@dax @squashkin The latest news describe what I said in this thread:
A lawyer for Twitter owner Elon Musk accused Microsoft of misusing the service’s data and demanded an audit from the software giant.
The letter primarily addresses a seemingly narrow set of alleged infractions by Microsoft in drawing information from Twitter’s database of tweets. But the move could foreshadow more serious developments. Musk has previously accused Microsoft and its partner OpenAI in a tweet of “illegally” using Twitter data to develop sophisticated AI systems such as ChatGPT.
The race for the next jackpot is on. Who, and how many of us, will benefit?
That’s true. Recently I read this interview at The Markup. I’m not a lawyer, but I think this expert is right that we need to redefine what we understand by copyright as we are dealing here with a completely new tech with the potential to profoundly shape our society.

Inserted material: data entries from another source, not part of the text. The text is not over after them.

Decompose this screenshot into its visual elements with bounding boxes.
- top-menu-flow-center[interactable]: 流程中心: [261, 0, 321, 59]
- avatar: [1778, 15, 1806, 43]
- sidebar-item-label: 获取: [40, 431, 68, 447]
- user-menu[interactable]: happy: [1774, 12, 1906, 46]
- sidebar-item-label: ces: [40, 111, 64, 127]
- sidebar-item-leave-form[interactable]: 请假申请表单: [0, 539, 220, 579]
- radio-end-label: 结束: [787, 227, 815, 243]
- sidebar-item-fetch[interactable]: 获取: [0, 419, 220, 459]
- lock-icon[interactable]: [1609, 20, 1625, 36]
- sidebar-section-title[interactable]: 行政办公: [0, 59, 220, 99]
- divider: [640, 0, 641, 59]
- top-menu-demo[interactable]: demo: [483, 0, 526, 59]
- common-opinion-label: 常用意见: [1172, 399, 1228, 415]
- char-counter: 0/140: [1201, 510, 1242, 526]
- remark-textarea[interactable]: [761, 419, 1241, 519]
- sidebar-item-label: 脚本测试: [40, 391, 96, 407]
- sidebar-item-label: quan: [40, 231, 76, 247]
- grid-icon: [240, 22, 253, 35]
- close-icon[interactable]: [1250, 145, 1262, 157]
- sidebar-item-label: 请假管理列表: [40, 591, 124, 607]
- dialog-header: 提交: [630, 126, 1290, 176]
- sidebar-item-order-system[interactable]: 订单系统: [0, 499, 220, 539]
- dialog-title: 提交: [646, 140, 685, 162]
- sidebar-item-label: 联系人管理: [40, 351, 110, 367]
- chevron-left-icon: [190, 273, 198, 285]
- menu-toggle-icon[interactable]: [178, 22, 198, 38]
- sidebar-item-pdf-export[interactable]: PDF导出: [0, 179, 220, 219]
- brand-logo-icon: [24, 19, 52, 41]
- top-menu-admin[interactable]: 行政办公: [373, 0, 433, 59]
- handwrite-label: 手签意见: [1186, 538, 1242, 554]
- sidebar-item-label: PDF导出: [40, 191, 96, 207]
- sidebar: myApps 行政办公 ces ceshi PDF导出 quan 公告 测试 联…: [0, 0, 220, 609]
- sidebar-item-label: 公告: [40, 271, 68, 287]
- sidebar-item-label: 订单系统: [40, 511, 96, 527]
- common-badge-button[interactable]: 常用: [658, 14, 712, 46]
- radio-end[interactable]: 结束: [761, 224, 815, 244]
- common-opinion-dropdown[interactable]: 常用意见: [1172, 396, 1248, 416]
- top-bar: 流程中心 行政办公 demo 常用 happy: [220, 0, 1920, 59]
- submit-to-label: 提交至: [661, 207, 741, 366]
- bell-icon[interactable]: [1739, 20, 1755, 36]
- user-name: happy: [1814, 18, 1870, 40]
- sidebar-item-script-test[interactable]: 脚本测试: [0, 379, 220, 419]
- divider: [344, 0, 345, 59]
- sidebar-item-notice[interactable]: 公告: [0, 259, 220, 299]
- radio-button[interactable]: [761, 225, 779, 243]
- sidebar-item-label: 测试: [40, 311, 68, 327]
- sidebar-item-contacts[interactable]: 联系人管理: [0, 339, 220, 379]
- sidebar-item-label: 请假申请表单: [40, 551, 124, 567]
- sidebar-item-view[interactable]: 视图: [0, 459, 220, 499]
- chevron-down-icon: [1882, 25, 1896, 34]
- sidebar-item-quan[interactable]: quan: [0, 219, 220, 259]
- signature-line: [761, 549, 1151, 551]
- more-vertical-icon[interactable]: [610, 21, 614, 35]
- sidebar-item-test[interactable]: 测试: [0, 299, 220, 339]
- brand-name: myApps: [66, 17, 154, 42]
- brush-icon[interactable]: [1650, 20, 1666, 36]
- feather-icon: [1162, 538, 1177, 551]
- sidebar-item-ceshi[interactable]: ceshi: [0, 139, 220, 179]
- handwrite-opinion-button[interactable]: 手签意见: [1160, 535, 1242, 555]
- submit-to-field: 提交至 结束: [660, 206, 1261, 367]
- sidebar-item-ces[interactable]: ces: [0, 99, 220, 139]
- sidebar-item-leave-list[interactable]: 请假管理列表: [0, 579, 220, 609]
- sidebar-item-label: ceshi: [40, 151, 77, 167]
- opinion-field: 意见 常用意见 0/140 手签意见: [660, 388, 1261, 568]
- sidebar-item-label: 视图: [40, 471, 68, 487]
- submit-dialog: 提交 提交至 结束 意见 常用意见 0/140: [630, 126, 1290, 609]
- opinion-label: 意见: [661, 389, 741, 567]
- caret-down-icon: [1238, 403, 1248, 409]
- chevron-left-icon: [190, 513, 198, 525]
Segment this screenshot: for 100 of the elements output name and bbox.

But I’m also allowed to want what I want too, which is why I won’t be joining team ban-computational-modeling
Absolutely. And I am absolutely joining the team ‘computational modeling’, too. I don’t reject this. What I say is that we might need different economic and legal models making sure that everyone can take advantage of this new tech rather than just a few.

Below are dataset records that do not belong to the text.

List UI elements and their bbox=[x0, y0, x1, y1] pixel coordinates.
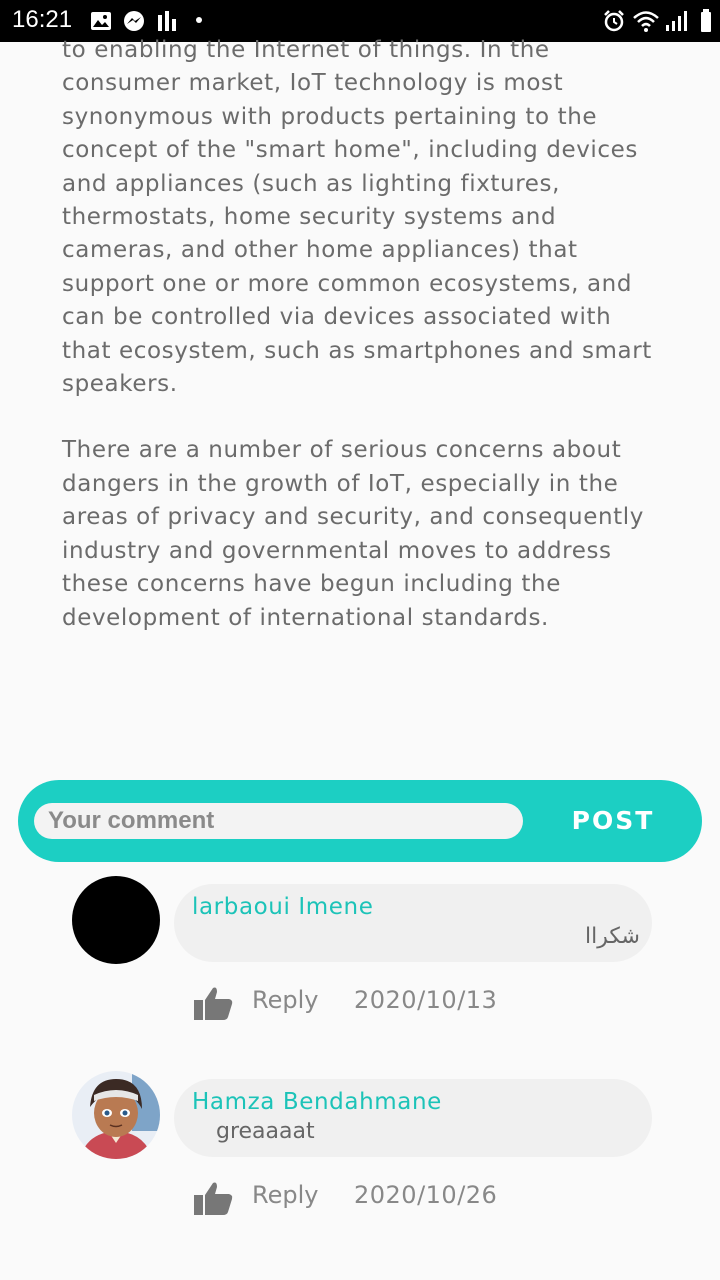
comment-date: 2020/10/26 bbox=[354, 1181, 498, 1209]
notification-dot-icon bbox=[196, 17, 202, 23]
comment-date: 2020/10/13 bbox=[354, 986, 498, 1014]
comment-author[interactable]: Hamza Bendahmane bbox=[192, 1089, 442, 1115]
avatar[interactable] bbox=[72, 1071, 160, 1159]
comment-bar: POST bbox=[18, 780, 702, 862]
reply-button[interactable]: Reply bbox=[252, 1181, 318, 1209]
battery-icon bbox=[701, 9, 711, 32]
wifi-icon bbox=[633, 11, 659, 32]
article-body: to enabling the Internet of things. In t… bbox=[62, 34, 662, 668]
status-time: 16:21 bbox=[12, 6, 73, 33]
thumbs-up-icon[interactable] bbox=[192, 1179, 234, 1217]
comment-text: greaaaat bbox=[216, 1119, 315, 1144]
alarm-icon bbox=[604, 10, 624, 32]
reply-button[interactable]: Reply bbox=[252, 986, 318, 1014]
avatar[interactable] bbox=[72, 876, 160, 964]
data-icon bbox=[158, 11, 176, 31]
article-paragraph: There are a number of serious concerns a… bbox=[62, 437, 644, 631]
article-paragraph: to enabling the Internet of things. In t… bbox=[62, 37, 652, 398]
comment-author[interactable]: larbaoui Imene bbox=[192, 894, 373, 920]
comment-bubble: larbaoui Imene شكراا bbox=[174, 884, 652, 962]
comment-input[interactable] bbox=[34, 803, 523, 839]
thumbs-up-icon[interactable] bbox=[192, 984, 234, 1022]
messenger-icon bbox=[124, 11, 144, 31]
avatar-image bbox=[72, 1071, 160, 1159]
comment-bubble: Hamza Bendahmane greaaaat bbox=[174, 1079, 652, 1157]
comment-text: شكراا bbox=[585, 924, 640, 949]
gallery-icon bbox=[91, 12, 111, 30]
signal-icon bbox=[666, 11, 687, 31]
post-button[interactable]: POST bbox=[558, 800, 668, 842]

To give a an example: If a tech company uses billions of data for free to train its model on but then claims the copyright for the result, it would certainly increase inequality. For example, a lot of photographers or writers wouldn’t earn much money anymore, as their work could just be ‘created’ by some AI.
So I don’t join the ‘ban-computational-modeling’ team, I just want to see that it is a technology for everyone. Otherwise we will see just a few more tech billionaires while the mass of people is paying the bill as it happened so often in human history.
How would such transformed economic structures look like?